How Bad is Bitcoin Mining for the Environment? New Research Suggests Not So Bad
Bitcoin mining emissions were on par with Estonia, suggesting that the climate change impact of the first digital asset is less than previously reported. Furthermore, the research seems to suggest that where Bitcoin is mined contributes to how much carbon Bitcoin emits. With so much of the mining being done in China, one might wonder if that country’s infrastructure is more to blame than Bitcoin.
Past research demonstrated that emissions from mining bitcoin could be as high as 63 megatonnes of CO2 per year. Reports surfaced suggesting Bitcoin mining put out as much carbon as some Scandinavian countries. But, Susanne Köhler and Massimo Pizzol at Aalborg University in Denmark suggested previous researchers had built misguided axioms into their studies. Poor assumptions about carbon emissions from electricity generation across China, in part, led to the doomsday conclusions about bitcoin mining.

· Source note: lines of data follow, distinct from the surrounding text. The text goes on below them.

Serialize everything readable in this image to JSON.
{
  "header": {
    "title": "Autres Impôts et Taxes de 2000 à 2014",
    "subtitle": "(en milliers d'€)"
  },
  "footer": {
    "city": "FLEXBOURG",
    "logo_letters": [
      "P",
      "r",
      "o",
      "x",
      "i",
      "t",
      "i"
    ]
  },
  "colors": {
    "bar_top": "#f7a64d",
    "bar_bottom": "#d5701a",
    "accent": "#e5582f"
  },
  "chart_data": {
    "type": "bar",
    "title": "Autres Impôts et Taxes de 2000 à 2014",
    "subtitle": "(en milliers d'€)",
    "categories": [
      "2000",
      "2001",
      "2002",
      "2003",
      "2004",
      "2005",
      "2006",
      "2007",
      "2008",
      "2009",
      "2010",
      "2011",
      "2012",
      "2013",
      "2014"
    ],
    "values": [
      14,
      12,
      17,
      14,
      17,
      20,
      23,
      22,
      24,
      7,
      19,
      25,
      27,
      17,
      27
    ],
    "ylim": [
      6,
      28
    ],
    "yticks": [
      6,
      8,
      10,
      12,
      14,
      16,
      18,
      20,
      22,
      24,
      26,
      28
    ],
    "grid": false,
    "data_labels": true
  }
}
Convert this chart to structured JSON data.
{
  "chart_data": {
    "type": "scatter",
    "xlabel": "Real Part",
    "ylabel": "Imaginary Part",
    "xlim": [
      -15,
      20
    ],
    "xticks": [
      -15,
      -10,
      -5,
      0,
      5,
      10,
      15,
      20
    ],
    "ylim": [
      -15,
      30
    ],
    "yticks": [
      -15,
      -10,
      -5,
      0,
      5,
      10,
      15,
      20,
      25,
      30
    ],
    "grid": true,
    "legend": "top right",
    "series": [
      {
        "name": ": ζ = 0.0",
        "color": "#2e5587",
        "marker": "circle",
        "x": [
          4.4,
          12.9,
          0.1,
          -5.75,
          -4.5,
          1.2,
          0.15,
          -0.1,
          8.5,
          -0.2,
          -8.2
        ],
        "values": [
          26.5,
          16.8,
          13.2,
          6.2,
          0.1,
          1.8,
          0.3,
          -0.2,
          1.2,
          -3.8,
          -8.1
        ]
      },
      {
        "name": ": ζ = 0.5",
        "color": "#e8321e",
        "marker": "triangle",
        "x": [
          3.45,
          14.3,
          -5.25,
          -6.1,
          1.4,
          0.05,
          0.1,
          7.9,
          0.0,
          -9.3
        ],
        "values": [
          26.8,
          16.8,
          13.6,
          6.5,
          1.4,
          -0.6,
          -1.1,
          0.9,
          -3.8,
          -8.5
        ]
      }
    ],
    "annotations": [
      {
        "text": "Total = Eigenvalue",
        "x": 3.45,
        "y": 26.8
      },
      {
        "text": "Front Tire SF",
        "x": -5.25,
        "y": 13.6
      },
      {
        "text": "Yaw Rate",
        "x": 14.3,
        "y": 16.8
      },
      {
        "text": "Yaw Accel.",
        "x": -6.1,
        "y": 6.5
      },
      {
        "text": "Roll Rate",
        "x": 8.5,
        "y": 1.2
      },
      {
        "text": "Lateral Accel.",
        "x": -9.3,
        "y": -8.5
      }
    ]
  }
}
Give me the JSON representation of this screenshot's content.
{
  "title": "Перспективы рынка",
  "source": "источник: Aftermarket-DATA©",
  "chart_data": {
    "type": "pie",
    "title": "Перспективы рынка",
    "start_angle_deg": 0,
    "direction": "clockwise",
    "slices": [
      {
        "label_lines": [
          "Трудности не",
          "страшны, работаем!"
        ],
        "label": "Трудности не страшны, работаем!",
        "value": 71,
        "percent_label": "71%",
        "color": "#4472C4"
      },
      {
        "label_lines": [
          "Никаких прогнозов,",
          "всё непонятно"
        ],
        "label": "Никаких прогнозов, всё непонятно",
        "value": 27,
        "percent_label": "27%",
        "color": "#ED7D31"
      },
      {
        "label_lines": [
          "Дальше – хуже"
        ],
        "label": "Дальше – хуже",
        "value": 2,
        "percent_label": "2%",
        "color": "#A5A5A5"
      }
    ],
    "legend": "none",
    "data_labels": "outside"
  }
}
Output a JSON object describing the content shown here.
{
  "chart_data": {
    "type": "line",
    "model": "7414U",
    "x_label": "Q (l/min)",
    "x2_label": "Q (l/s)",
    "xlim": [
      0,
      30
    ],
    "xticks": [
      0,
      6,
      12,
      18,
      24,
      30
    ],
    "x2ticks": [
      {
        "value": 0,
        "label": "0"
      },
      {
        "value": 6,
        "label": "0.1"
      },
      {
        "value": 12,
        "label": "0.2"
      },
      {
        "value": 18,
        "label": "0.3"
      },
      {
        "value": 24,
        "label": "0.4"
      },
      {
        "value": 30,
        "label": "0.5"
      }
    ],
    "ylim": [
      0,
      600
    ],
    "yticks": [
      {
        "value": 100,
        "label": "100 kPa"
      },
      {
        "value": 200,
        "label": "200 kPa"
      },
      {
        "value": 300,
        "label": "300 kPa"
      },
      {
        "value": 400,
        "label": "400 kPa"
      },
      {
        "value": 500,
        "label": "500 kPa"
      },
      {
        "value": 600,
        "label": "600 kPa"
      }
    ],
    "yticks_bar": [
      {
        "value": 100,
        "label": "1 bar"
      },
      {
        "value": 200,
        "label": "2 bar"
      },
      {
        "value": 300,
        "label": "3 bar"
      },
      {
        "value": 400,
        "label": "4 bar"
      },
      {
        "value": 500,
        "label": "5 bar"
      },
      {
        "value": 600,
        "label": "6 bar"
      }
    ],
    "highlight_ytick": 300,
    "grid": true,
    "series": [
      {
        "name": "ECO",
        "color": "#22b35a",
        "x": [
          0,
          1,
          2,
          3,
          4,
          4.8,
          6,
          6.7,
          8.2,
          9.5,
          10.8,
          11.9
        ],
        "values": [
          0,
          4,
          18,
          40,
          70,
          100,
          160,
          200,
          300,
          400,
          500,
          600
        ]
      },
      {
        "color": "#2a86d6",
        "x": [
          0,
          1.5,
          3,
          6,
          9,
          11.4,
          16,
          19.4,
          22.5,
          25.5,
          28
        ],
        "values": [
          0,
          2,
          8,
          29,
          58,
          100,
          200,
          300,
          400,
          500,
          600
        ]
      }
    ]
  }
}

Köhler and Pizzol instead broke emissions down within China to take into consideration regional levels of CO2 produced, as reported by *The New Scientist*. They came up with a lower carbon footprint for Bitcoin: 17.29 megatonnes of CO2 in 2018. The new numbers result from facts such as coal-heavy Inner Mongolia accounts for 12.3 percent of bitcoin mining, resulting in more than a quarter of the total emissions.
“On the one hand we have these alarmist voices saying we won’t hit the Paris agreement because of bitcoin only,” said Köhler. “But on the other hand there are a lot of voices from the bitcoin community saying that most of the mining is done with green energy and that it’s not high impact.”
Köhler and Pizzol say the affect of Bitcoin mining on the environment won’t truly be known until more accurate data on where it takes place is available.